Directed by
Cornelia Volk
Country of Origin
Germany
Runtime
43:30
Category
In 1989, the Iron Curtain between East and West came down. New space opened for humans and for animals. Since the refugee crisis in 2015, though, walls and fences are back, closing off the North from the South, separating already fragmented small habitats of endangered species. They violate European laws and jeopardize many pan-European conservation efforts.
Like that for the Dinaric lynx. In May 2019, “Doru” and “Goru”, two males from Romania, are set free to refresh the gene pool in Croatia and Slovenia. Will they find territories and partners in the newly fenced border area? And what about the tortoises in the Bulgarian Strandzha mountains: Do they have a chance to survive in the face of old fences and new ones?

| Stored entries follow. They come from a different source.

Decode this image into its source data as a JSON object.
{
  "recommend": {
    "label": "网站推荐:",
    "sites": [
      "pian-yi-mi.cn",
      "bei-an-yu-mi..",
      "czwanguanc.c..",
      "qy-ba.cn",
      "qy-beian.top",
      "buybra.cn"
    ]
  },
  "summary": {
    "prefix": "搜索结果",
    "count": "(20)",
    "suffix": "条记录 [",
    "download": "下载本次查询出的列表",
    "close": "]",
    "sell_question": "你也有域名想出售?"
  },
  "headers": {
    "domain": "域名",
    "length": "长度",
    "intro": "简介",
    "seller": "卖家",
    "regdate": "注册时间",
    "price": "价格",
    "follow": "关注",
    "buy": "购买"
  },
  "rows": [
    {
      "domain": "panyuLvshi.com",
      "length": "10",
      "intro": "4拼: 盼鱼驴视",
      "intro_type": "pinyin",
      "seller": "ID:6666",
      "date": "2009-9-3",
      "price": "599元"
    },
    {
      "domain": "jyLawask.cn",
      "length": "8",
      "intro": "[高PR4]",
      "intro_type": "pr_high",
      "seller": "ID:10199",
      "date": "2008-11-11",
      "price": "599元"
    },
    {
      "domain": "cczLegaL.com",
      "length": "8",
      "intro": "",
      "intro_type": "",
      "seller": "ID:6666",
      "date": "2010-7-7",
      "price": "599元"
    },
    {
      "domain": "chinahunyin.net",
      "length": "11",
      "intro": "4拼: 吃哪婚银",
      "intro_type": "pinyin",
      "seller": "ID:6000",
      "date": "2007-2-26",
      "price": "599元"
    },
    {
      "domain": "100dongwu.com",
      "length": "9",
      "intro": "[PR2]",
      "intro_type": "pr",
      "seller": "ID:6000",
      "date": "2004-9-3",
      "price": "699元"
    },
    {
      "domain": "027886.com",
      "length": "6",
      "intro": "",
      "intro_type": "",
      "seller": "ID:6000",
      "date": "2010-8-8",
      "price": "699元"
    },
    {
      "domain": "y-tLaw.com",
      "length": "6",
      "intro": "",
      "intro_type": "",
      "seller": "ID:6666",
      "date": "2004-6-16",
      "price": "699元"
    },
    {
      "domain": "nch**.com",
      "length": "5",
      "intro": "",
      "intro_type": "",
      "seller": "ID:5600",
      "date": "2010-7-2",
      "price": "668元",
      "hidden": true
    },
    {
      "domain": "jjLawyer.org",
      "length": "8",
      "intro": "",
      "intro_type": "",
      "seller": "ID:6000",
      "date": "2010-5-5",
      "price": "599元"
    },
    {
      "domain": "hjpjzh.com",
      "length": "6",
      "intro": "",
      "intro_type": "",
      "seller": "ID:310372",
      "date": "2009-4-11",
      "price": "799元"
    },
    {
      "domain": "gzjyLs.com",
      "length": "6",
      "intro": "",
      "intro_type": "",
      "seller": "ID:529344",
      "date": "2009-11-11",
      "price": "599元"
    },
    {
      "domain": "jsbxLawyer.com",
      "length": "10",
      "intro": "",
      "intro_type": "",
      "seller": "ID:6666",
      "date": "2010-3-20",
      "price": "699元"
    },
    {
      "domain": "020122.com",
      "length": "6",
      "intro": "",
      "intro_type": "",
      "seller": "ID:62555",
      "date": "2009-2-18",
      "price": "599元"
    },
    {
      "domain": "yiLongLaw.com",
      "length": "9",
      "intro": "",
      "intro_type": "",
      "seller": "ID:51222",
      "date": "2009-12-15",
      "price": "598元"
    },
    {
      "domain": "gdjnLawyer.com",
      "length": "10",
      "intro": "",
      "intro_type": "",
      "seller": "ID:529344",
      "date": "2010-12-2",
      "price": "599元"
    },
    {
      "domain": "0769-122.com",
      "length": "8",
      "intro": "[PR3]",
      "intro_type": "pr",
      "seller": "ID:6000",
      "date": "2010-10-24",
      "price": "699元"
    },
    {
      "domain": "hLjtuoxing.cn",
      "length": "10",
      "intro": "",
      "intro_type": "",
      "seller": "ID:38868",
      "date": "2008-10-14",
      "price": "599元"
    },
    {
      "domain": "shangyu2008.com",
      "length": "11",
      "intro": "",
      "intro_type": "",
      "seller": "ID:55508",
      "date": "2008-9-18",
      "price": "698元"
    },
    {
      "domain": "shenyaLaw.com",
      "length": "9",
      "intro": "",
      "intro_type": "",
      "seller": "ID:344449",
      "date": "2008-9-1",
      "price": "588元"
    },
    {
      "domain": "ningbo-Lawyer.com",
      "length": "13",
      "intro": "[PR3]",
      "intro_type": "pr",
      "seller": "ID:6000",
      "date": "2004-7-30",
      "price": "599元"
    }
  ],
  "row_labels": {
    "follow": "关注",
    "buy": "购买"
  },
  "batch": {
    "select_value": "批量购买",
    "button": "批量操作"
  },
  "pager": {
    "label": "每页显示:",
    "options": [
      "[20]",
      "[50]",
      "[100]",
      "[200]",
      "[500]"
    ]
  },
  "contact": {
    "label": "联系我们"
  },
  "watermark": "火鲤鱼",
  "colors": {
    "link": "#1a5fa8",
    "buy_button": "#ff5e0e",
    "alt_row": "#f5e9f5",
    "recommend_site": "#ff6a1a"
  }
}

Questions that researchers pursue in Croatia, Slovenia and Bulgaria. And in Mexico, too. There, conservationists are alarmed by the growing wall between Arizona and the highlands of Sonora. The breath-taking return of both, beavers and jaguars, is at risk to come to an abrupt end.
Director Biography – Cornelia Volk
Cornelia Volk was born in Heilbronn, Germany, June, 6th 1970. After grammar school she studied political science, German literature and rhetorics in Tuebingen. Since 1997 she is working as a freelance author and director for Mitteldeutscher Rundfunk and the European Cultural Channel Arte. She made several films of the MDR series „Abenteuer Zoo“ and „Europas wilder Osten“ as well as about trans-boundary conservation areas or so called Peace Parks all over the world. One of her latest works is a cinema documentary about Arabian horses for Al Jazeera Documentary Channel.